The book I am reviewing is the book “Life Of Pi” by Yann Martel. You may recognize this book from the popular 2012 movie based after this novel. You also may recognize Yann Martel from other Canadian books that he has authored, such as “Self”. At any rate, Yann outdid himself with this book. Not many people could take the life of a young Indian man and make it into a compelling epic filled with conflict, hope, & promise.
This 537 page novel is divided into three main parts. The first is told from the point of view of Piscine Molitor Patel. His father owns a zoo in Pondicherry, India. He talks about his young life and the lessons he learned. Two really important things happen in this section. Firstly, after receiving the nickname “Pissing Patel,” he makes a new nickname for himself as “Pi Patel.” You get the idea that Pi is just a normal Hindu boy living in India. Secondly, Piscine “Pi” is born Hindu, but at the age of fourteen he starts practicing Christianity and Islam as well. He claims his reasoning as “I just want to love god,” (pgs 129-130). If I were Pi, I would have prayed to God more because Pi was about to have some bad luck.

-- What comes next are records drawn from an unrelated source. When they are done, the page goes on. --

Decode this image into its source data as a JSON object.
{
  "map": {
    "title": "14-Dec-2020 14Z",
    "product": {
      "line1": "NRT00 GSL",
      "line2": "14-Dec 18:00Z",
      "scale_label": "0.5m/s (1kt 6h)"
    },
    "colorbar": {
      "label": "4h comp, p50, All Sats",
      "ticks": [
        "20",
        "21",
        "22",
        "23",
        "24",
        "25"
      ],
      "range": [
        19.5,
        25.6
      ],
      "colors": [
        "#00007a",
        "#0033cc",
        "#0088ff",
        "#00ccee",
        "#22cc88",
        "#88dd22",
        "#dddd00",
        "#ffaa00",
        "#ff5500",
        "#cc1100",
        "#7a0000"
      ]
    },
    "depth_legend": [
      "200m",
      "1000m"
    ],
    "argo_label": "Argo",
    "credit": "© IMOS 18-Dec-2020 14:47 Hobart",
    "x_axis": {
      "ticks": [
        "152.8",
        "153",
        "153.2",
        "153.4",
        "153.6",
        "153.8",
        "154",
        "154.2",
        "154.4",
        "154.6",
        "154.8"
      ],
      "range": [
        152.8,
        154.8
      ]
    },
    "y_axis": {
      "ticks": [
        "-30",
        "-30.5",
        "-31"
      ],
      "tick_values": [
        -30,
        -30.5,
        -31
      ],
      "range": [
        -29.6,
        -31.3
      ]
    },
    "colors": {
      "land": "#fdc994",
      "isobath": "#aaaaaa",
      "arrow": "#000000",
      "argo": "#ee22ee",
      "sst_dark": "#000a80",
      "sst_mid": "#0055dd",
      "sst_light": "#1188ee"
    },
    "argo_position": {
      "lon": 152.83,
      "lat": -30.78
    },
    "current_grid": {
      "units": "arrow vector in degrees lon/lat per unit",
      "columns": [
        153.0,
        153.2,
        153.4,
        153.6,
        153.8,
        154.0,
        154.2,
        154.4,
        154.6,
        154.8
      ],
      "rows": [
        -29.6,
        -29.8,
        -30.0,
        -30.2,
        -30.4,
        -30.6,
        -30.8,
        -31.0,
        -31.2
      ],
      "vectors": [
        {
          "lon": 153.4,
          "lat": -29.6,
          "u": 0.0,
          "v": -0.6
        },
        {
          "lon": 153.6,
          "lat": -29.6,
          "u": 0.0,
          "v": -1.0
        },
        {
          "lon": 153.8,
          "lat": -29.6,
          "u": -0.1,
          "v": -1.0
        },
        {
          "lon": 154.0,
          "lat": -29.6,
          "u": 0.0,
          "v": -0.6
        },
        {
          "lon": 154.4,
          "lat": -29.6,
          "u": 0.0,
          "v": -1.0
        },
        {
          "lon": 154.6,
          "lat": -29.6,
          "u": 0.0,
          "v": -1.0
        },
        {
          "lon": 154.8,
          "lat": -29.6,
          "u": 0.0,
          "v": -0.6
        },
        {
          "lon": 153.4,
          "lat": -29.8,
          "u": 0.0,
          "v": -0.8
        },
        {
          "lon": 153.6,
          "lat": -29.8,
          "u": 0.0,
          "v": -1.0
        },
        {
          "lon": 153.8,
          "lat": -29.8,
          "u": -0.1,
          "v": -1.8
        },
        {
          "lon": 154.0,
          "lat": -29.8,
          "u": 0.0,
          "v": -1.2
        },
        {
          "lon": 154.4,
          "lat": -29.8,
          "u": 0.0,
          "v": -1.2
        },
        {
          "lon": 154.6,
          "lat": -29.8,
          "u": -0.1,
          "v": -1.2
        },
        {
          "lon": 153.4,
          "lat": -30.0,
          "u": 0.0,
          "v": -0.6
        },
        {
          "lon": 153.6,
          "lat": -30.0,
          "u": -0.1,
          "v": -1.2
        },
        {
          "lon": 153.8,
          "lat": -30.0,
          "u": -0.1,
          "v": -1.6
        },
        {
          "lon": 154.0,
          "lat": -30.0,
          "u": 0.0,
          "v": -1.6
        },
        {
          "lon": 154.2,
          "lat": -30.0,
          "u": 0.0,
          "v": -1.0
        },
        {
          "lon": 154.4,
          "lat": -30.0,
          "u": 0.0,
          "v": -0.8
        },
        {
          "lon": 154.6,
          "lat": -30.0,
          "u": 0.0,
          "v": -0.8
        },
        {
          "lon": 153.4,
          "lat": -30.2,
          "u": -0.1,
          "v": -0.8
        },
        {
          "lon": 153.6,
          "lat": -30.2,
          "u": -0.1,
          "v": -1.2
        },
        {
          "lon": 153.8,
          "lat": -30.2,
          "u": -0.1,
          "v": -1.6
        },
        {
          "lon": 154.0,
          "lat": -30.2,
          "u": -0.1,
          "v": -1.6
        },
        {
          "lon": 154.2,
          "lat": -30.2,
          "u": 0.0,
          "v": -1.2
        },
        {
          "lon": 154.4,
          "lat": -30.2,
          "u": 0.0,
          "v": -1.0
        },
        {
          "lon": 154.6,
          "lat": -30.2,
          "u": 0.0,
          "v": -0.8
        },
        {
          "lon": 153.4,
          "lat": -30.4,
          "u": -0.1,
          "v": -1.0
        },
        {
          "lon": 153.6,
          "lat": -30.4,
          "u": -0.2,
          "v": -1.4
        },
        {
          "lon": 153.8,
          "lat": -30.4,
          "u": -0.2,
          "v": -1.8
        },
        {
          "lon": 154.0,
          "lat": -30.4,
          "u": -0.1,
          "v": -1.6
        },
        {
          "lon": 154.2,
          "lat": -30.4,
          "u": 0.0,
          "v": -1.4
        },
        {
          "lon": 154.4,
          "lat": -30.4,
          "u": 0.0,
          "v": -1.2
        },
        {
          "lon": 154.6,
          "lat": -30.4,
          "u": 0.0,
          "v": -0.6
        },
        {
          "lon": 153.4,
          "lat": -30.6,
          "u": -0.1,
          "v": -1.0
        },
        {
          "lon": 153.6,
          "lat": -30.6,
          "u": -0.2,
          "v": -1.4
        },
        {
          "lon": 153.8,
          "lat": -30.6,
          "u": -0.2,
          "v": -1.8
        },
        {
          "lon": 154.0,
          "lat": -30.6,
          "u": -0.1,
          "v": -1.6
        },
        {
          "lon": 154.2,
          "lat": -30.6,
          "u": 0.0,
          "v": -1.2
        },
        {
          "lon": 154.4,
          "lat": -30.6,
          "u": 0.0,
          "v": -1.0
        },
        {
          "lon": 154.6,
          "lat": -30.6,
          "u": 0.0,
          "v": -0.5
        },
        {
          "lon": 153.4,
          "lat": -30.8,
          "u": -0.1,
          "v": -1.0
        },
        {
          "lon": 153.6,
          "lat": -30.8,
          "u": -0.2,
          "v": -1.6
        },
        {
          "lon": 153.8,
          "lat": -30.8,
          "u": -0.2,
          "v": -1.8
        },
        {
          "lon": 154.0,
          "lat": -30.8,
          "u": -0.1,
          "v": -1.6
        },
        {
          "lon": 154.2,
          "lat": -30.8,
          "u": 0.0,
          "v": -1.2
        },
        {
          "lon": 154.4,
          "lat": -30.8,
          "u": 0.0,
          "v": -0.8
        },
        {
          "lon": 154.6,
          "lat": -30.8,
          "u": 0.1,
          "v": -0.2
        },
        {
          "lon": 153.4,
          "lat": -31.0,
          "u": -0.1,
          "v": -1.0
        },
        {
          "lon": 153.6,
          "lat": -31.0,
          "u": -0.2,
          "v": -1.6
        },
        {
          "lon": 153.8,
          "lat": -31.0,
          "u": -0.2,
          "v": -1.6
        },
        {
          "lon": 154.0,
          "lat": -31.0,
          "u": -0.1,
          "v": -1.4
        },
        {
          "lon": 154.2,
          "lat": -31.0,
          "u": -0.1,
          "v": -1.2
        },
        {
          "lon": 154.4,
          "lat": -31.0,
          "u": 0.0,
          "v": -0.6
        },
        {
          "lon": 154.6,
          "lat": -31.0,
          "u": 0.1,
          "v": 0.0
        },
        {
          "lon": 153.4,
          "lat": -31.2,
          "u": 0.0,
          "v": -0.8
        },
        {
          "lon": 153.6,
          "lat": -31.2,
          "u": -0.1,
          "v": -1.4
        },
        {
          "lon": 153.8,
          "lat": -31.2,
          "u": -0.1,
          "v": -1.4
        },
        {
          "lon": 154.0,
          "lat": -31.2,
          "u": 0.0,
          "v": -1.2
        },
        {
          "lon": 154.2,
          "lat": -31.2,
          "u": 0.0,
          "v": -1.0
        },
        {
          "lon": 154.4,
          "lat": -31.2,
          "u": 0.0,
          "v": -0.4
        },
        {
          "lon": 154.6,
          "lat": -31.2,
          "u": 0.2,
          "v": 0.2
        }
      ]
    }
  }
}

The second is also told from Pi’s point of view. Surprising to me and unlike most book protagonists, Pi does not search for adventure. Instead it is forced upon him. His parents decide to move from India to Canada. After traveling with the animals on a ship so they can be sold elsewhere, Pi and the Patel family are thrown into danger. Their boat suddenly capsizes. Pi saves himself by climbing into a lifeboat but he is stuck with 3 (later 4) of the animals from his zoo. These animals are: a hyena, a zebra, an orangutan named Orange Juice, and a Bengal tiger named Richard Parker (RP). Eventually, only RP is left. Pi and RP learn to cope with each other in the boat for 227 days, most of which are spent describing the sea, stars, and his situation. Unlike most other stories, this story seems natural as if it was authored by Pi himself. Pi must remind himself continually of his family and realizes that life is only good if enjoyed, a continual reference through the rest of the book. If not for RP, Pi would have given up and died. Will Pi ever make it back? You’ll have to read the book to see what happens.
During the final part of the novel, years later, a much older Pi Patel is being interviewed by two reporters who are looking for info about the ship he was on. When they do not believe the story he tells them with the animals, he tells them another story in which Pi, his mother, the ship’s cook, and one of the sailors are on the lifeboat instead. The reporters have a mixed review to this story as well. Because neither of the stories have anything to do with the ship, they choose one of the stories. Pi’s response is simply “Thank you. And so it goes with God,” (pg. 531). You’ll have to read to find out which story they chose.
Overall, I would give this novel about 3.5/5 stars, because of two reasons. The book uses complicating word choice and if you prefer short books, this book is not for you. Also, the book does drag on in the middle while describing the few things Pi sees in the ocean in great detail. This leads to a slightly stretched out conflict and even some redundancy, but if you can make it past this part of the book, it is well worth it to see the end of Pi’s journey. Condensed into about 250-300 pages, this book would have been flawless, but now it is forced to depend on a simple plot and pure curiosity to keep the reader going. The only reason I did not stop is because I had to know how Pi’s life ended in the end.